CLASS DISCUSSION LEADER:
Each student will serve as Discussion Leader for one day. You will be responsible for preparing discussion questions and topics in advance, handing in a copy of these to me at the beginning of the class, and for effectively leading a discussion of the assigned text for that day. We will have the sign up for this role on the second day of class.
ACADEMIC INTEGRITY
As a student at Gustavus Adolphus College, you are a member of a community of scholars which includes 2500 students and 200+ faculty members as well as the wider national and international community of literary scholars. As seniors, you understand that the coin of the realm in this community is intellectual property, which includes knowledge, ideas, theories, speculations, publications. Stealing someone elses ideas or published words is a serious offense: it is theft of the most valuable commodity of academia. Thus, you must be certain that any written work you submit is YOUR OWN. If you use others ideas or words, from printed matter or from the WEB, proper credit must be given. Please consult Diane Hacker, Section M on MLA documentation. If you have questions, please consult a tutor in the Writing Center or me. If you represent the ideas or words of others as your own, that is plagiarism. You will be reported to the Deans Office and may fail the course as well.
This year, Gustavus is initiating an HONOR CODE. You will find this honor code posted in class rooms, and in the Academic Bulletin and the Gustavus Guide.

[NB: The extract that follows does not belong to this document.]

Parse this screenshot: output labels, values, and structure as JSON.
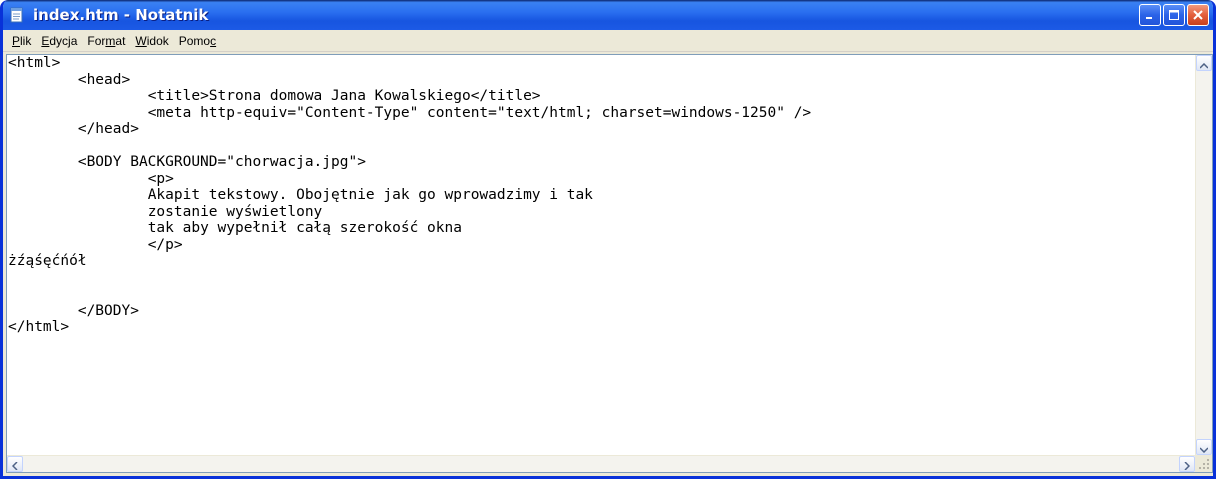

Your enrollment at Gustavus signals your willingness to uphold the academic honesty policy and to abide by the decisions of the joint student/faculty Honor Board. The honor code requires that you write and sign the following Honor Pledge when submitting papers, writing exams, or handing in creative work. I expect this pledge to be included and signed on all the work you do for this FTS.
"On my honor, I pledge that I have not given, received, or tolerated others' use of unauthorized aid in completing this work."